County engineering audit sparks changes in department
An audit of the Liberty County engineering department discovered some alarming practices, including some missing money that has since been corrected and addressed, officials said.
The audit is designed to provide reasonable but not absolute assurance that the department is adhering to laws, regulations, and contracts. It will also ascertain whether controls in place are adequate to safeguard assets, review that transactions and department funds are properly supported, recorded, and deposited in their entirety in a timely manner and in accordance with all governing laws and regulations.
It was that last mantra that was violated and forced the early retirement of one employee.
A newly created reinspection fee was being charged and collected during June and July 2018, but the fees had not been approved by commissioner’s court.
Angela Maselli, first assistant county auditor, also discovered cash was being collected for the reinspection fees and not deposited with the Treasurer’s office.

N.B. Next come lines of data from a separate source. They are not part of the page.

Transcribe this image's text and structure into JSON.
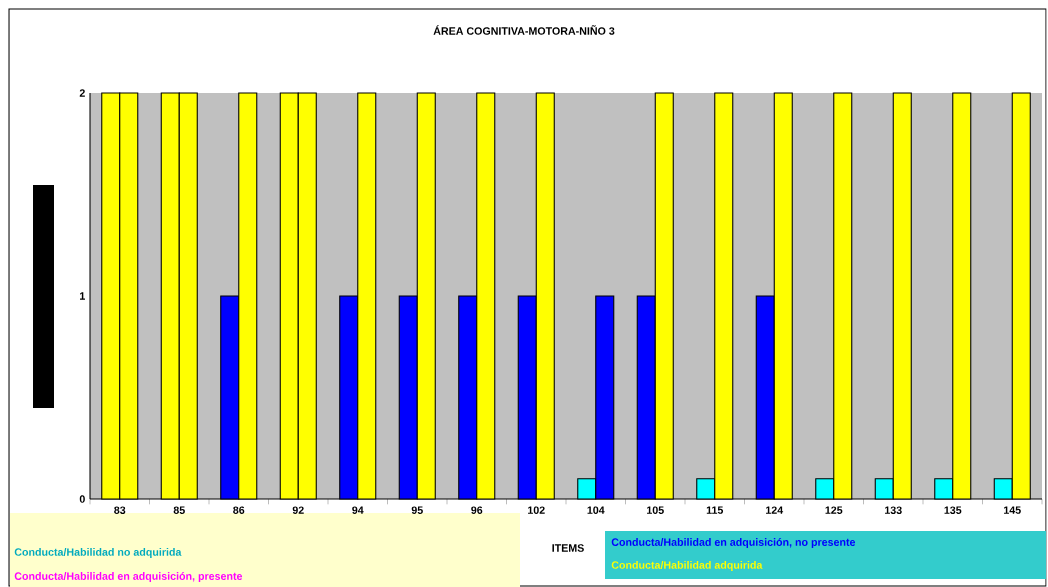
{
  "chart_data": {
    "type": "bar",
    "title": "ÁREA COGNITIVA-MOTORA-NIÑO 3",
    "xlabel": "ITEMS",
    "categories": [
      "83",
      "85",
      "86",
      "92",
      "94",
      "95",
      "96",
      "102",
      "104",
      "105",
      "115",
      "124",
      "125",
      "133",
      "135",
      "145"
    ],
    "series": [
      {
        "colors": [
          "#ffff00",
          "#ffff00",
          "#0000ff",
          "#ffff00",
          "#0000ff",
          "#0000ff",
          "#0000ff",
          "#0000ff",
          "#00ffff",
          "#0000ff",
          "#00ffff",
          "#0000ff",
          "#00ffff",
          "#00ffff",
          "#00ffff",
          "#00ffff"
        ],
        "values": [
          2,
          2,
          1,
          2,
          1,
          1,
          1,
          1,
          0.1,
          1,
          0.1,
          1,
          0.1,
          0.1,
          0.1,
          0.1
        ]
      },
      {
        "colors": [
          "#ffff00",
          "#ffff00",
          "#ffff00",
          "#ffff00",
          "#ffff00",
          "#ffff00",
          "#ffff00",
          "#ffff00",
          "#0000ff",
          "#ffff00",
          "#ffff00",
          "#ffff00",
          "#ffff00",
          "#ffff00",
          "#ffff00",
          "#ffff00"
        ],
        "values": [
          2,
          2,
          2,
          2,
          2,
          2,
          2,
          2,
          1,
          2,
          2,
          2,
          2,
          2,
          2,
          2
        ]
      }
    ],
    "ylim": [
      0,
      2
    ],
    "yticks": [
      0,
      1,
      2
    ],
    "grid": false,
    "annotations": [
      "Conducta/Habilidad no adquirida",
      "Conducta/Habilidad en adquisición, presente",
      "Conducta/Habilidad en adquisición, no presente",
      "Conducta/Habilidad adquirida"
    ]
  }
}
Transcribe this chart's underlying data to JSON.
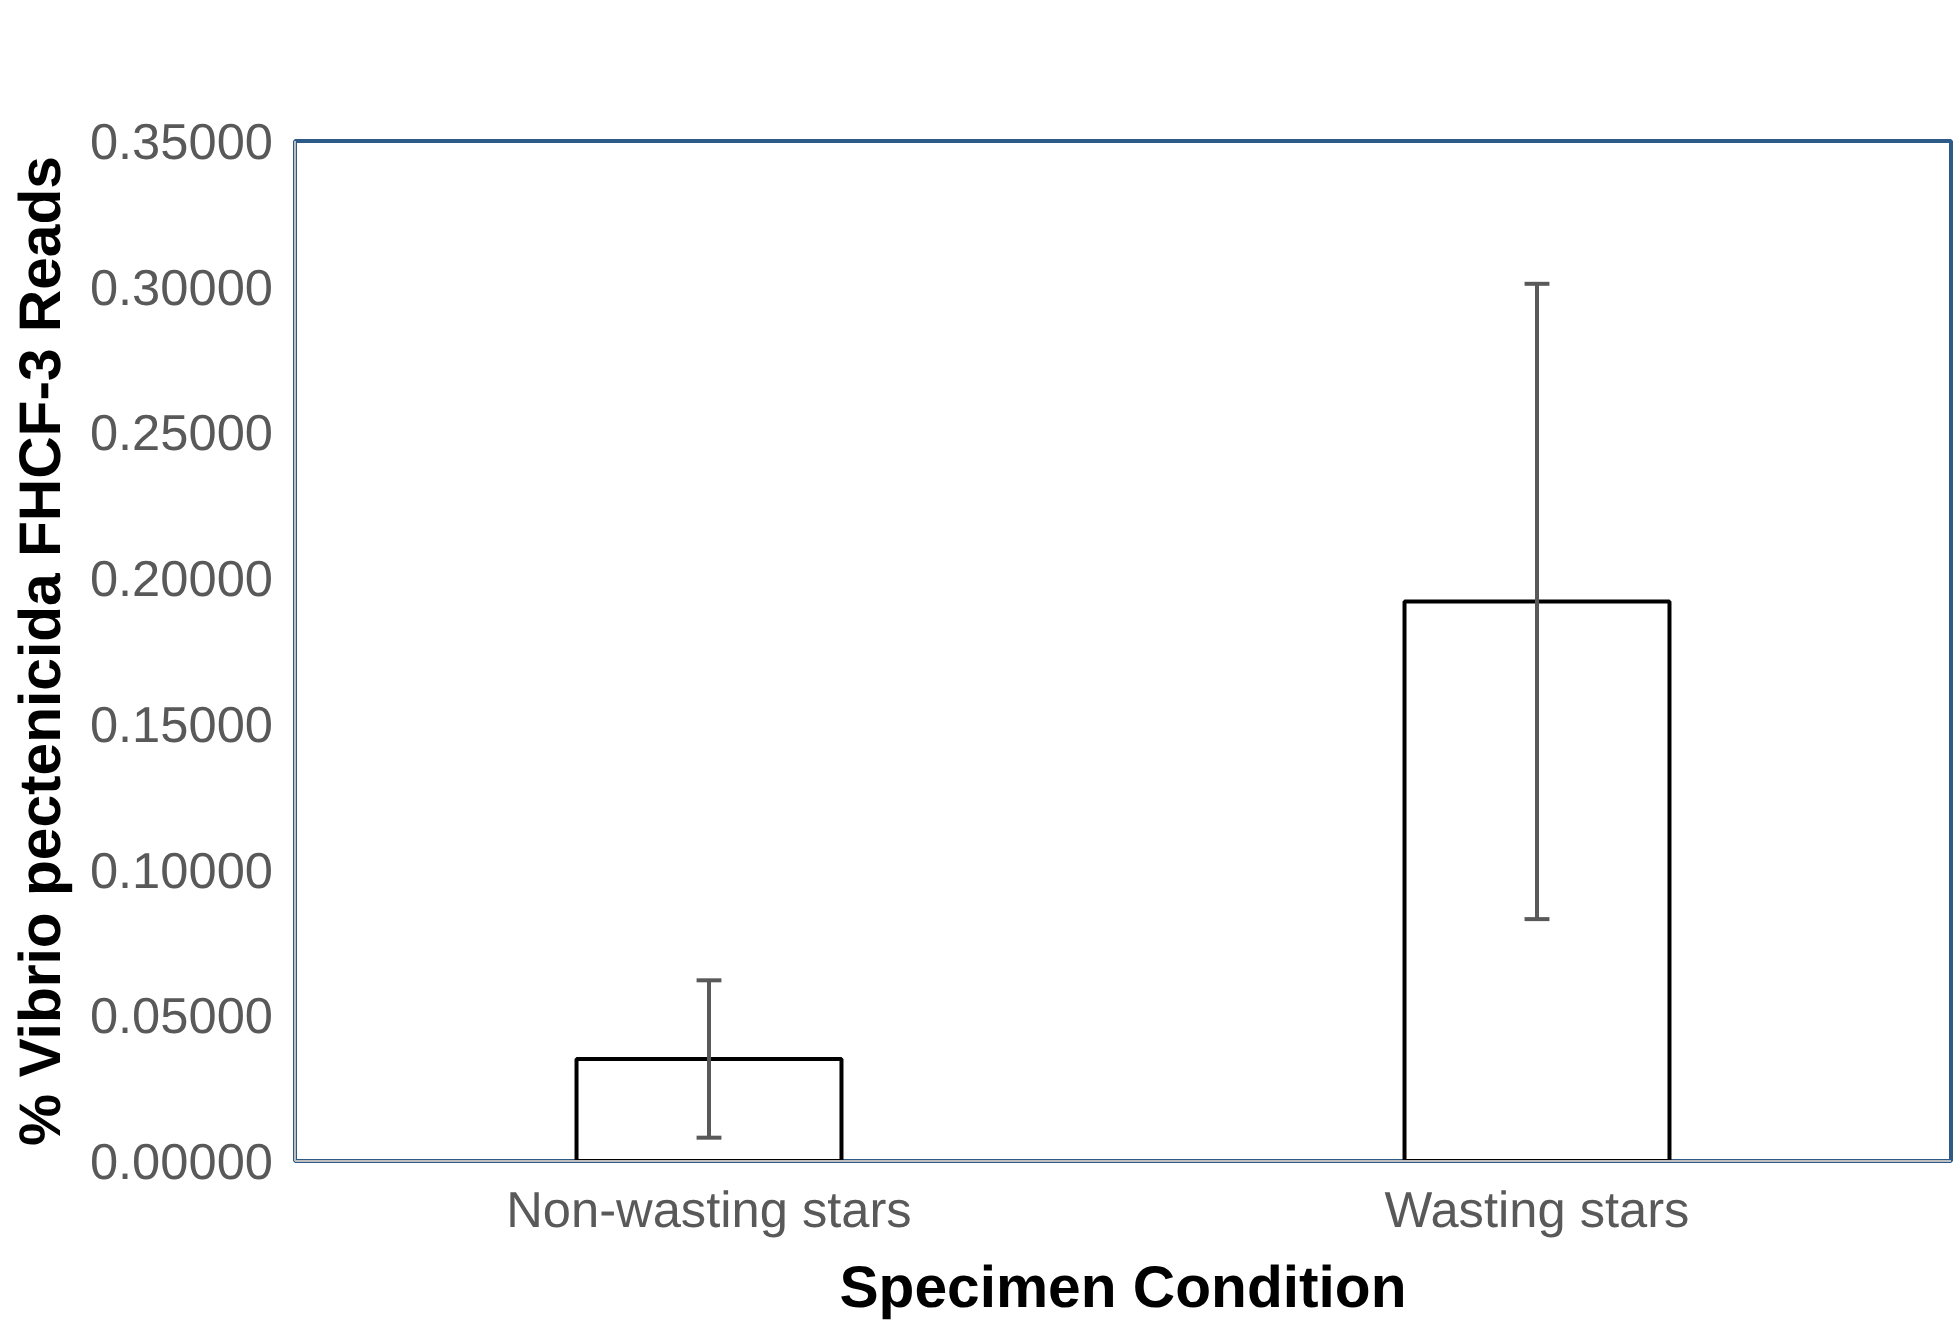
{
  "chart_data": {
    "type": "bar",
    "xlabel": "Specimen Condition",
    "ylabel": "% Vibrio pectenicida FHCF-3 Reads",
    "categories": [
      "Non-wasting stars",
      "Wasting stars"
    ],
    "values": [
      0.035,
      0.192
    ],
    "errors": [
      0.027,
      0.109
    ],
    "color": "#ffffff",
    "ylim": [
      0,
      0.35
    ],
    "yticks": [
      {
        "value": 0,
        "label": "0.00000"
      },
      {
        "value": 0.05,
        "label": "0.05000"
      },
      {
        "value": 0.1,
        "label": "0.10000"
      },
      {
        "value": 0.15,
        "label": "0.15000"
      },
      {
        "value": 0.2,
        "label": "0.20000"
      },
      {
        "value": 0.25,
        "label": "0.25000"
      },
      {
        "value": 0.3,
        "label": "0.30000"
      },
      {
        "value": 0.35,
        "label": "0.35000"
      }
    ],
    "grid": false
  }
}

David Douglas, who was originally appointed county grant administrator and later had engineering interim administrator and flood plain manager added to his duties in 2017, was disappointed that it happened under his watch.
“I think they felt like they needed the money more than the county,” he said.
It wasn’t a large sum of money, only reaching approximately $200 or four transactions.
“It was still a misappropriation of funds, of county money,” Douglas said, “and the lady no longer works here. She chose to retire under the circumstances.”
The audit also found that no receipts were issued to customers for reinspection fees paid with cash.
In his response to the audit, Douglas said the culvert reinspection fee structure has since been approved by the court.
“Since these funds were collected prior to Court action, they were returned to the customer,” he said.
Douglas also said the fees are no longer collected in the field.
“Payments are accepted only by personal appearance of the customer at the Engineering and Permit Department. Numbered receipts are issued, thereby allowing for appropriate tracking,” the interim administrator said.
Some of the concern was the fast-rising amount of money being transacted in the engineering department.
Last year the county engineering department did just a little less than $1 million in business, more than tripling the amount in the last four years. In 2014, the department’s revenue was $298,962. In 2018, the fiscal year ending on Sept. 30, 2018 was a whopping $963,885.
“There are a number of permits that we issue,” Douglas said.
Among them are driveway or culvert permits which help the county account for the size of culverts being used and facilitate good drainage.
There’s also a subdivision permit for preliminary platting and platting. Those fees are accelerating as developers purchase land and begin work on new subdivisions.
“When you’re adding 3,000 to 4,000 lots, that can be a lot of money,” he said.
The biggest bulk of the work comes with septic systems installed in the county.
“There’s not a septic system installed in Liberty County that we’re not supposed to permit and inspect,” Douglas said.
As part of the inspection department, they also respond to complaints of neighbor’s sewer in the yard, drainage issues, and other engineering type complaints.
Douglas readily admits he’s not a P.E. (professional engineer) but relies on his many years of city management business to be a sort of “shade tree engineer,” he said.
The county has been outsourcing engineering services to LJA Engineers in Beaumont for a few years now.
If growth continues at the current trajectory, the $1 million collected this year could as much as triple in the next five years.
With that in mind, procedures have changed. Douglas said hindsight is myopic.
“As of Jan. 15, we will only accept funds in the form of credit cards, debit cards, cashier’s checks, or money orders,” he said. No personal or corporate checks or cash.
Two weeks before Christmas, they installed the system to accept credit card transactions.
“I don’t see how you could short circuit the system we have now,” Douglas said.
Douglas used to office out of the Law Library across the street from the County Courthouse but has moved over to the former two-story Liberty County Hospital District building on the corner of Webster and Fannin in Liberty. The rest of the engineering department employees were set up in the annex building and have moved into the newer, more spacious facility.
“Now they have private offices now for each employee so that they can meet privately with their clients,” Douglas said.
Employees called Designated Representatives licensed by the Texas Commission on Environmental Quality (TCEQ) are qualified to inspect wastewater treatment systems or septic tanks.
“We’ve never hired a certified person,” Douglas explained. “We send them all to school to get their certification. We’ve never had one who was hired with the certification,” he said.
The county pays for the employee to take the classes and should they fail both of those times, they are still able to return to take the test on their own dime. If they fail a third time, Douglas said he asks for their resignation.
Douglas will soon have some relief.
The county is in the process of hiring an engineer. A job description is being written and could be presented to commissioner’s court in the next month or so.